The Miami Marlins showed fortitude in rallying to salvage the finale of the three-game series with a 4-3 victory, aided by the home team serving the winning run on Pedro Strop's wild pitch.
They also dodged a scare in learning that right-hander Henderson Alvarez, who left with a strained left hip in the sixth inning, was not seriously hurt and expects to make his next start.
Nobody felt better about all of that than Garrett Jones, whose high throw on a toss to first prompted Alvarez to leap and land awkwardly.
"It was devastating. He's been pitching unbelievable for us. ... For him to have to come out for a play like that, I was upset about it," Jones said. "I felt bad, I was mad -- a lot of emotions. Just wanted him to be OK. He was on my mind."
As retribution would have it, Jones drove in the tying run with a bases-loaded sacrifice fly to left field in the eighth. When former Marlin Chris Coghlan's throw missed the cutoff man, the runners moved up to second and third. Giancarlo Stanton scored the go-ahead run when Strop bounced a 58-footer off catcher John Baker's mask.
"It felt good to get a run in and help the team get a chance to win the ballgame after it could have been a disastrous game," Jones said. "(Alvarez's) OK, and things worked out and eased my mind a little bit."
It was the second time in three starts that Alvarez left early with an injury that initially appeared potentially serious. After being forced out with elbow stiffness May 28 in Washington, he returned to pitch a complete-game shutout against Tampa Bay.
The right-hander pushed his string of scoreless innings to 26, within one-third of an inning of the second-longest streak in franchise history (Luis Aquino, 1994), despite allowing runners in four of the first five innings.
The injury occurred on what should have been a routine play at first base.
After Starlin Castro doubled with one out in the sixth, Luis Valbuena hit a grounder to the right side. Reaching for the bag with his right foot as he came down with Jones' throw, Alvarez hyperextended his left leg, tumbling to the ground in pain.
Alvarez wanted to stay in the game, but after watching him throw one test pitch Marlins manager Mike Redmond immediately signaled for reliever Dan Jennings.
"He looked a little stiff," Redmond said. "It seemed like a no-brainer to get him out of there. We need him for the long haul."
The play at first was initially ruled a hit before being correctly rescored an error on Jones. Nonetheless, Alvarez's scoreless-innings streak ended when Jennings served a two-run triple to the next hitter, Nate Schierholtz.

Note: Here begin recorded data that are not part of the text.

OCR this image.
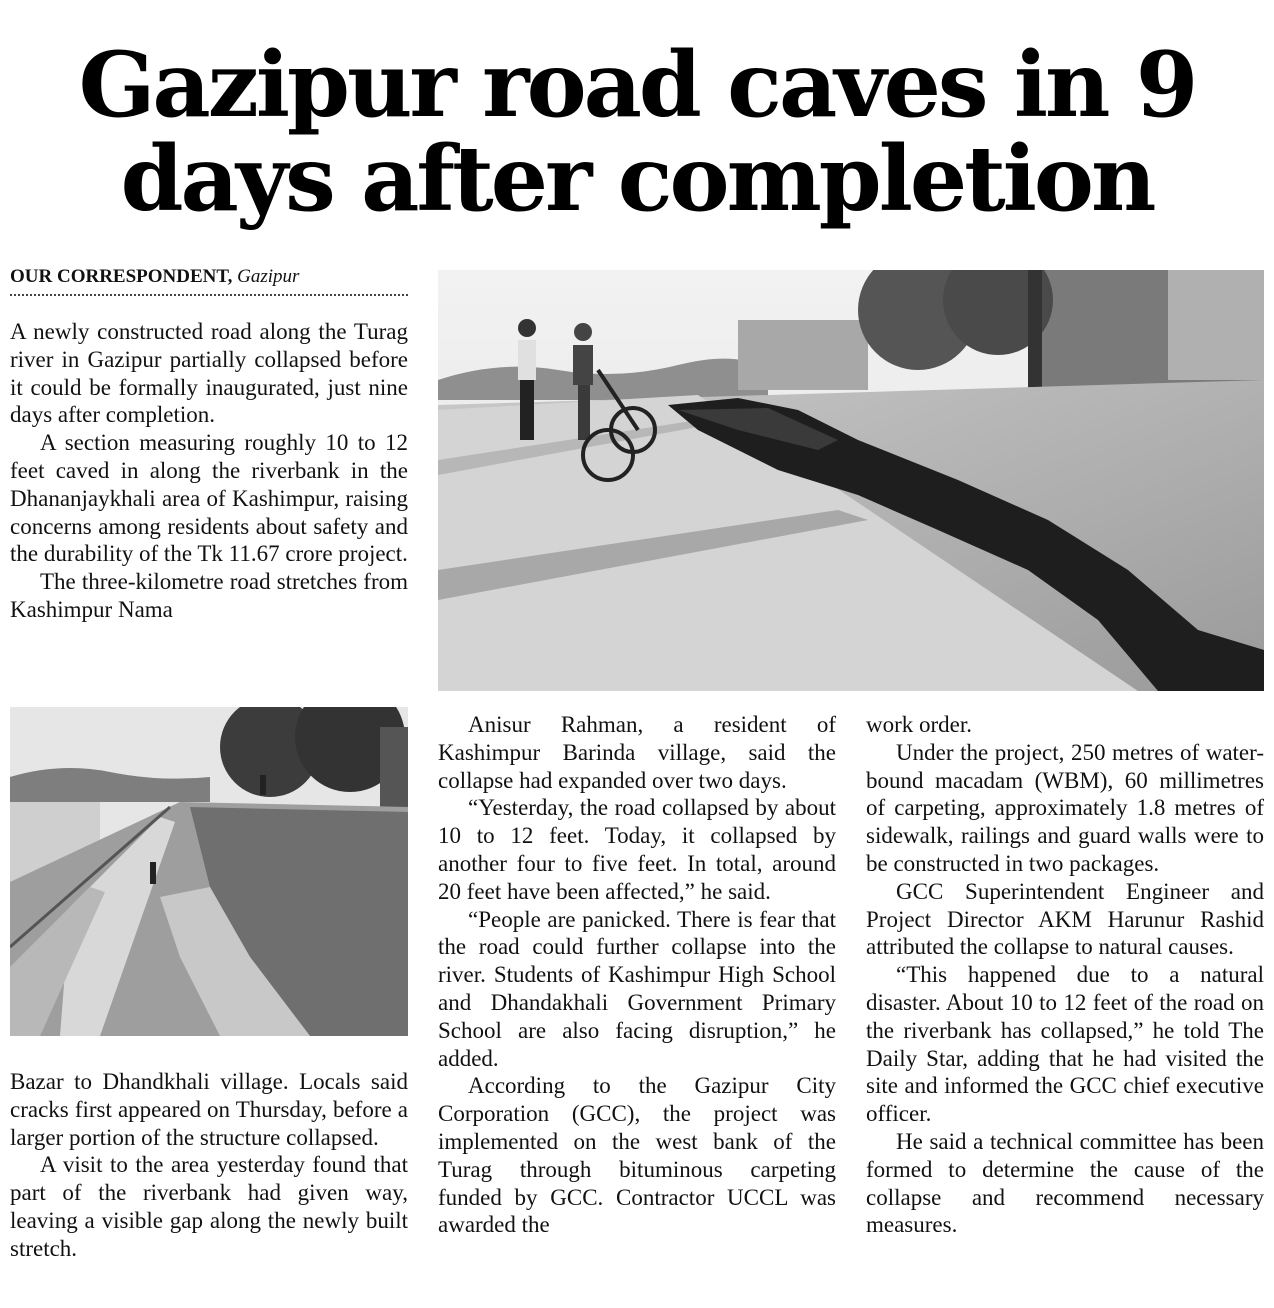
Gazipur road caves in 9
days after completion
OUR CORRESPONDENT, Gazipur

A newly constructed road along the Turag river in Gazipur partially collapsed before it could be formally inaugurated, just nine days after completion.

A section measuring roughly 10 to 12 feet caved in along the riverbank in the Dhananjaykhali area of Kashimpur, raising concerns among residents about safety and the durability of the Tk 11.67 crore project.

The three-kilometre road stretches from Kashimpur Nama

Bazar to Dhandkhali village. Locals said cracks first appeared on Thursday, before a larger portion of the structure collapsed.

A visit to the area yesterday found that part of the riverbank had given way, leaving a visible gap along the newly built stretch.

Anisur Rahman, a resident of Kashimpur Barinda village, said the collapse had expanded over two days.

“Yesterday, the road collapsed by about 10 to 12 feet. Today, it collapsed by another four to five feet. In total, around 20 feet have been affected,” he said.

“People are panicked. There is fear that the road could further collapse into the river. Students of Kashimpur High School and Dhandakhali Government Primary School are also facing disruption,” he added.

According to the Gazipur City Corporation (GCC), the project was implemented on the west bank of the Turag through bituminous carpeting funded by GCC. Contractor UCCL was awarded the

work order.

Under the project, 250 metres of water-bound macadam (WBM), 60 millimetres of carpeting, approximately 1.8 metres of sidewalk, railings and guard walls were to be constructed in two packages.

GCC Superintendent Engineer and Project Director AKM Harunur Rashid attributed the collapse to natural causes.

“This happened due to a natural disaster. About 10 to 12 feet of the road on the riverbank has collapsed,” he told The Daily Star, adding that he had visited the site and informed the GCC chief executive officer.

He said a technical committee has been formed to determine the cause of the collapse and recommend necessary measures.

The Marlins got the runs back in the seventh on two-out, run-scoring singles by J.T. Realmuto and Adeiny Hechavarria.
The Marlins fell behind again when reliever Mike Dunn walked Valbuena with the bases loaded in the seventh. But the Cubs returned the favor in the eighth as the Marlins scored the two runs with only one hit, aided by a walk, hit batter and Coghlan's error.

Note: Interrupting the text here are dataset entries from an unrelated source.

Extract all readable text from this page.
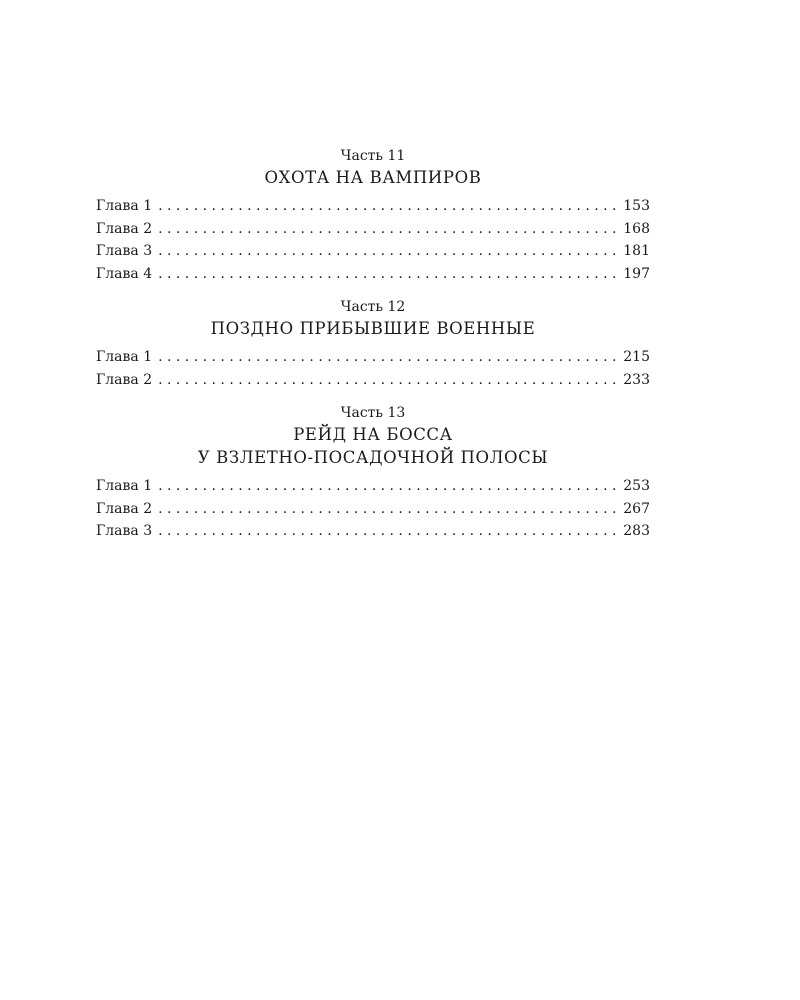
Часть 11

ОХОТА НА ВАМПИРОВ

Глава 1 . . .	153
Глава 2 . . .	168
Глава 3 . . .	181
Глава 4 . . .	197

Часть 12

ПОЗДНО ПРИБЫВШИЕ ВОЕННЫЕ

Глава 1 . . .	215
Глава 2 . . .	233

Часть 13

РЕЙД НА БОССА

У ВЗЛЕТНО-ПОСАДОЧНОЙ ПОЛОСЫ

Глава 1 . . .	253
Глава 2 . . .	267
Глава 3 . . .	283
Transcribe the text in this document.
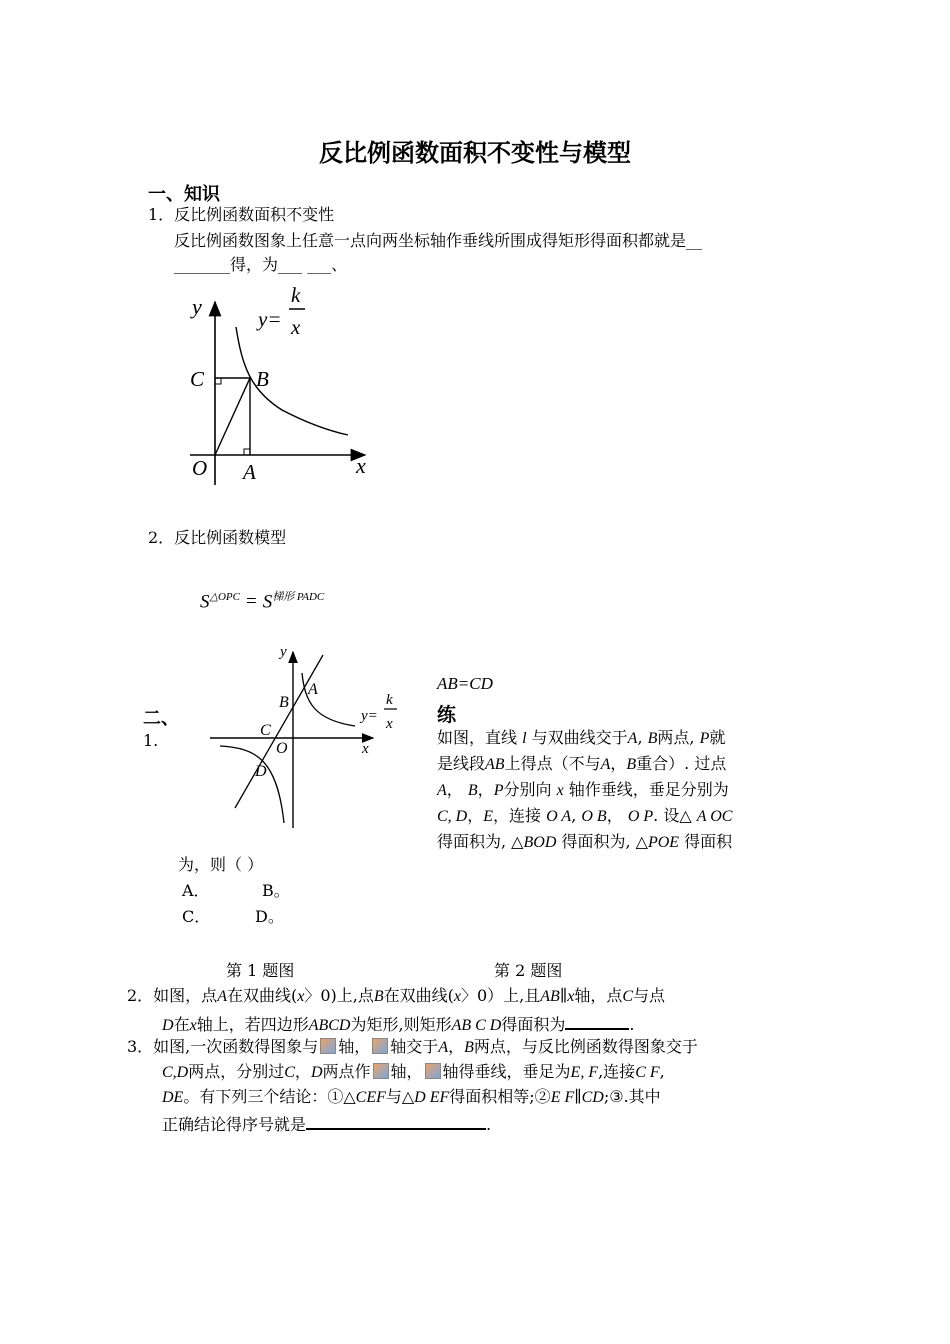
反比例函数面积不变性与模型
一、知识
1．反比例函数面积不变性
反比例函数图象上任意一点向两坐标轴作垂线所围成得矩形得面积都就是__
_______得，为___ ___、
y
x
y=
k
x
C B
O A
2．反比例函数模型
$S^{\triangle OPC} = S^{梯形 PADC}$
二、
1.
y
x
A
B
C
O
D
y=
k
x
AB=CD
练
如图，直线 l 与双曲线交于A, B两点, P就
是线段AB上得点（不与A，B重合）. 过点
A， B，P分别向 x 轴作垂线，垂足分别为
C, D，E，连接 O A, O B， O P. 设△ A OC
得面积为, △BOD 得面积为, △POE 得面积
为，则（ ）
A．	B。
C．	D。
第 1 题图	第 2 题图
2．如图，点A在双曲线(x〉0)上,点B在双曲线(x〉0）上,且AB∥x轴，点C与点
D在x轴上，若四边形ABCD为矩形,则矩形AB C D得面积为	.
3．如图,一次函数得图象与 轴， 轴交于A，B两点，与反比例函数得图象交于
C,D两点，分别过C，D两点作 轴， 轴得垂线，垂足为E, F,连接C F,
DE。有下列三个结论：①△CEF与△D EF得面积相等;②E F∥CD;③.其中
正确结论得序号就是	.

Alvarez allowed seven hits and the two runs (one earned) in 51/3 innings while throwing 54 of 69 pitches for strikes.
Two of them were the old-school Eephus pitch he occasionally throws, a tantalizing super-slow curve out of the 1940s that was fitting Sunday with the Marlins wearing uniforms of the 1940s Miami Sun Sox as part of the celebration of Wrigley Field's 100th anniversary. Both of them were to his countryman Valbuena, who nearly spun out of his shoes flailing at one of them.
"Joking around during (batting practice,) he told me, 'Don't throw me that Eephus pitch,' and I decided to throw him two today," said Alvarez, who was in good spirits afterward and unconcerned about his hip. "I feel good, thank God."
The sentiment was shared by Jones and the rest of the Marlins on a day that seemed to be heading for a less happy ending.
"We played terrible, not on our game these whole three games," Stanton said. "Losing two in a row and looking to be on the verge of being swept, panic in that situation is very easy to do. It was good that we didn't."